Individualmente, y como sociedad, la cuestión primordial es decidir si preferimos estar dormidos o despiertos, inconscientes o conscientes. Y es preciso comprender que el otro, tan como él es, por duro e injusto que sea para con nosotros, es el artesano de nuestra propia evolución. Los mexicanos de buena conciencia deben aceptar las experiencias que él (el malo, el perverso, el racista) nos hace vivir en el sentido de la evolución, interrogándonos y haciéndonos la siguiente pregunta: ¿Qué me aporta este ser que me hace sufrir? Cuando tengamos la respuesta, sabremos que estamos en el camino de la evolución, y en ese momento, por muy duro que el otro haya podido ser hacia vosotros, tendremos un inmenso Amor hacia él, un gran respeto por lo que él haya podido desencadenar en nosotros, pues él nos habrá permitido impulsarnos mucho más lejos en nuestro camino evolutivo. Aquel que nos hace evolucionar de esa manera no siempre es consciente del papel que desempeña para nosotros. Esta es una de las razones por las que nunca debemos desear mal a quien nos ha hecho daño.

 

Será necesario trabajar sin descanso para enderezar en nosotros aquello que no está en conformidad con la Verdad, para rectificar en nosotros la aceptación de nosotros mismos, la aceptación del otro tal como él es, incluso si el otro no os gusta en sus actos o en sus palabras.

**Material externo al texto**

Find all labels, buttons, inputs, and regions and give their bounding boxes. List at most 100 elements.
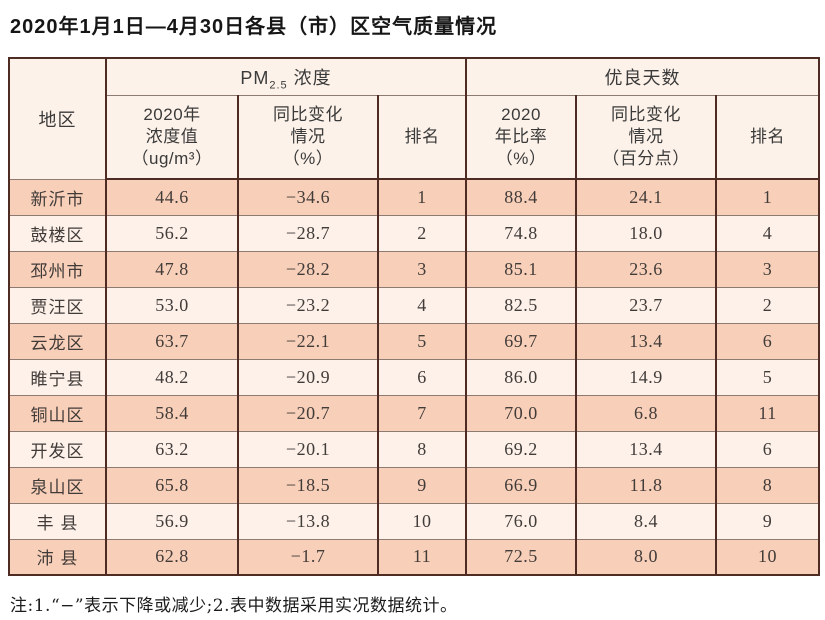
gd-rank-cell: 6: [715, 430, 821, 468]
pm-value-cell: 53.0: [105, 286, 239, 324]
table-row-peixian: 沛 县 62.8 −1.7 11 72.5 8.0 10: [8, 538, 821, 576]
pm-rank-cell: 1: [376, 178, 468, 216]
pm-change-cell: −18.5: [237, 466, 379, 504]
header-good-days-group: 优良天数: [465, 57, 821, 96]
region-cell: 泉山区: [8, 466, 107, 504]
pm-value-cell: 47.8: [105, 250, 239, 288]
gd-rate-cell: 66.9: [465, 466, 578, 504]
gd-change-cell: 23.6: [575, 250, 718, 288]
pm-change-cell: −1.7: [237, 538, 379, 576]
pm25-label-subscript: 2.5: [269, 79, 288, 92]
region-cell: 邳州市: [8, 250, 107, 288]
pm-value-cell: 44.6: [105, 178, 239, 216]
gd-rate-cell: 74.8: [465, 214, 578, 252]
gd-rate-cell: 70.0: [465, 394, 578, 432]
table-row-quanshan: 泉山区 65.8 −18.5 9 66.9 11.8 8: [8, 466, 821, 504]
gd-rate-cell: 85.1: [465, 250, 578, 288]
pm-rank-cell: 5: [376, 322, 468, 360]
table-row-pizhou: 邳州市 47.8 −28.2 3 85.1 23.6 3: [8, 250, 821, 288]
gd-rate-cell: 69.2: [465, 430, 578, 468]
region-cell: 云龙区: [8, 322, 107, 360]
gd-rank-cell: 9: [715, 502, 821, 540]
pm25-label-suffix: 浓度: [287, 68, 332, 88]
pm-value-cell: 65.8: [105, 466, 239, 504]
pm-rank-cell: 7: [376, 394, 468, 432]
table-row-fengxian: 丰 县 56.9 −13.8 10 76.0 8.4 9: [8, 502, 821, 540]
table-row-gulou: 鼓楼区 56.2 −28.7 2 74.8 18.0 4: [8, 214, 821, 252]
gd-rate-cell: 72.5: [465, 538, 578, 576]
pm-value-cell: 62.8: [105, 538, 239, 576]
header-pm-rank: 排名: [376, 95, 468, 180]
pm-rank-cell: 2: [376, 214, 468, 252]
pm-change-cell: −22.1: [237, 322, 379, 360]
pm-change-cell: −34.6: [237, 178, 379, 216]
region-cell: 丰 县: [8, 502, 107, 540]
gd-rank-cell: 5: [715, 358, 821, 396]
gd-change-cell: 18.0: [575, 214, 718, 252]
region-cell: 贾汪区: [8, 286, 107, 324]
header-sub-row: 2020年 浓度值 （ug/m³） 同比变化 情况 （%） 排名 2020 年比…: [9, 95, 821, 180]
table-row-yunlong: 云龙区 63.7 −22.1 5 69.7 13.4 6: [8, 322, 821, 360]
pm-value-cell: 56.9: [105, 502, 239, 540]
gd-rank-cell: 4: [715, 214, 821, 252]
gd-rank-cell: 1: [715, 178, 821, 216]
pm-change-cell: −23.2: [237, 286, 379, 324]
gd-change-cell: 13.4: [575, 322, 718, 360]
header-gd-rank: 排名: [715, 95, 821, 180]
table-row-suining: 睢宁县 48.2 −20.9 6 86.0 14.9 5: [8, 358, 821, 396]
gd-change-cell: 14.9: [575, 358, 718, 396]
pm-value-cell: 58.4: [105, 394, 239, 432]
header-gd-rate: 2020 年比率 （%）: [465, 95, 578, 180]
pm-rank-cell: 11: [376, 538, 468, 576]
pm-rank-cell: 9: [376, 466, 468, 504]
air-quality-table: 地区 PM2.5 浓度 优良天数 2020年 浓度值 （ug/m³） 同比变化 …: [8, 57, 821, 576]
gd-change-cell: 8.0: [575, 538, 718, 576]
pm25-label-prefix: PM: [240, 68, 270, 88]
pm-rank-cell: 10: [376, 502, 468, 540]
pm-change-cell: −28.2: [237, 250, 379, 288]
gd-rate-cell: 82.5: [465, 286, 578, 324]
pm-value-cell: 48.2: [105, 358, 239, 396]
pm-rank-cell: 6: [376, 358, 468, 396]
table-row-tongshan: 铜山区 58.4 −20.7 7 70.0 6.8 11: [8, 394, 821, 432]
header-group-row: 地区 PM2.5 浓度 优良天数: [8, 57, 821, 180]
region-cell: 睢宁县: [8, 358, 107, 396]
gd-change-cell: 24.1: [575, 178, 718, 216]
pm-change-cell: −28.7: [237, 214, 379, 252]
pm-value-cell: 63.2: [105, 430, 239, 468]
gd-change-cell: 23.7: [575, 286, 718, 324]
gd-change-cell: 11.8: [575, 466, 718, 504]
gd-rate-cell: 69.7: [465, 322, 578, 360]
region-cell: 新沂市: [8, 178, 107, 216]
gd-rank-cell: 8: [715, 466, 821, 504]
pm-rank-cell: 3: [376, 250, 468, 288]
gd-rank-cell: 3: [715, 250, 821, 288]
pm-change-cell: −20.1: [237, 430, 379, 468]
gd-rate-cell: 76.0: [465, 502, 578, 540]
table-header: 地区 PM2.5 浓度 优良天数 2020年 浓度值 （ug/m³） 同比变化 …: [8, 57, 821, 180]
region-cell: 铜山区: [8, 394, 107, 432]
header-pm-value: 2020年 浓度值 （ug/m³）: [105, 95, 239, 180]
gd-rate-cell: 88.4: [465, 178, 578, 216]
header-pm25-group: PM2.5 浓度: [104, 57, 468, 96]
table-row-xinyi: 新沂市 44.6 −34.6 1 88.4 24.1 1: [8, 178, 821, 216]
gd-rank-cell: 10: [715, 538, 821, 576]
pm-rank-cell: 8: [376, 430, 468, 468]
region-cell: 开发区: [8, 430, 107, 468]
gd-rank-cell: 6: [715, 322, 821, 360]
table-row-kaifaqu: 开发区 63.2 −20.1 8 69.2 13.4 6: [8, 430, 821, 468]
page-title: 2020年1月1日—4月30日各县（市）区空气质量情况: [10, 16, 498, 38]
footnote: 注:1.“−”表示下降或减少;2.表中数据采用实况数据统计。: [10, 596, 458, 616]
header-region: 地区: [8, 57, 107, 180]
pm-change-cell: −13.8: [237, 502, 379, 540]
table-body: 新沂市 44.6 −34.6 1 88.4 24.1 1 鼓楼区 56.2 −2…: [8, 178, 821, 576]
region-cell: 鼓楼区: [8, 214, 107, 252]
pm-value-cell: 63.7: [105, 322, 239, 360]
gd-rate-cell: 86.0: [465, 358, 578, 396]
pm-change-cell: −20.9: [237, 358, 379, 396]
header-gd-change: 同比变化 情况 （百分点）: [575, 95, 718, 180]
region-cell: 沛 县: [8, 538, 107, 576]
table-row-jiawang: 贾汪区 53.0 −23.2 4 82.5 23.7 2: [8, 286, 821, 324]
gd-change-cell: 8.4: [575, 502, 718, 540]
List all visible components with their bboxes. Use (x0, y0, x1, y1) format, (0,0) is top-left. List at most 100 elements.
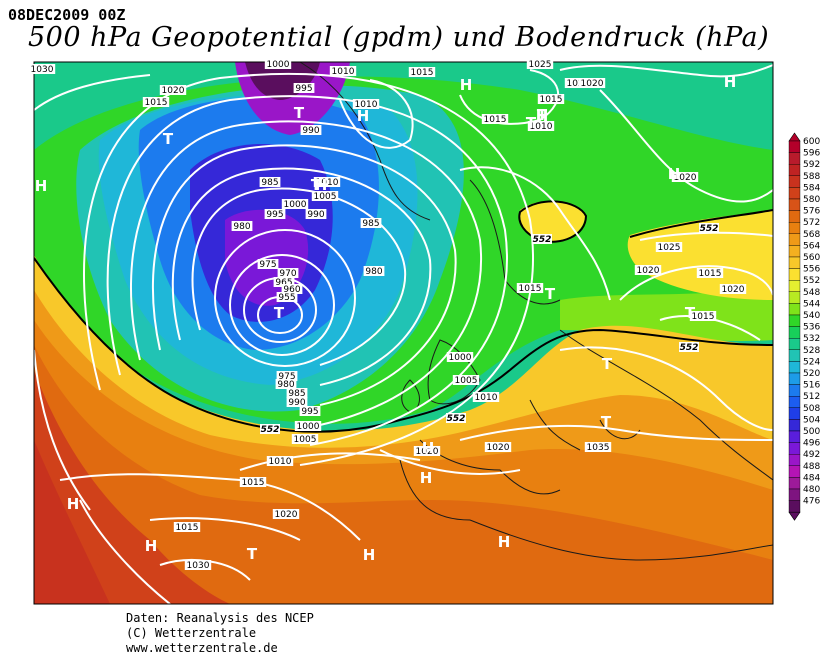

No olvidemos que todos los preparativos, todas las confrontaciones que vivimos, que nosotros ponemos en nuestro camino, que nosotros provocamos, son necesarias para vuestra transformación, y lo serán más y más. Si no tenemos el valor para ver cómo ocurren esas transformaciones en nosotros, para aceptar las pruebas, el sufrimiento que a veces nos hace renacer, entonces permaneceremos al borde del camino y estaremos un poco tristes, ya que sentimos que estamos preparados para acceder a este nuevo nivel de evolución. Sería una pena que no pudiésemos alcanzarlo. Sin embargo, cada ser humano es libre de avanzar según sus posibilidades, según lo que piensa de sí mismo y de los demás. Es libre y tiene derecho al error, error que siempre hace daño a los demás, solo que el momento de la gran transformación y del gran despertar se retrasará un poco para él. Si nuestro ego no nos frena, alcanzaremos la iniciación de la gran apertura. Nuestros únicos y grandes frenos son la no-aceptación de nosotros mismos y de los demás y, esencialmente, las heridas del orgullo, las heridas del ego. Son inmensos frenos que podrán impedir nuestra felicidad y que, al aceptarlos, nos dará un gran conocimiento de nosotros mismos y de la vida. Tenemos que aprender que los otros, nuestras alteridades, los que cometen errores graves, como despreciar a los diferentes, nos ayudan a mirar la cara oculta de nosotros mismos. ¿Podría yo haber sido ese comentarista que lanzó hirientes bromas contra el pueblo haitiano, sufrido ya de por sí, y rematado por un terremoto impío? Por qué no. Quién me libra de mi Señor Hyde que llevo dentro.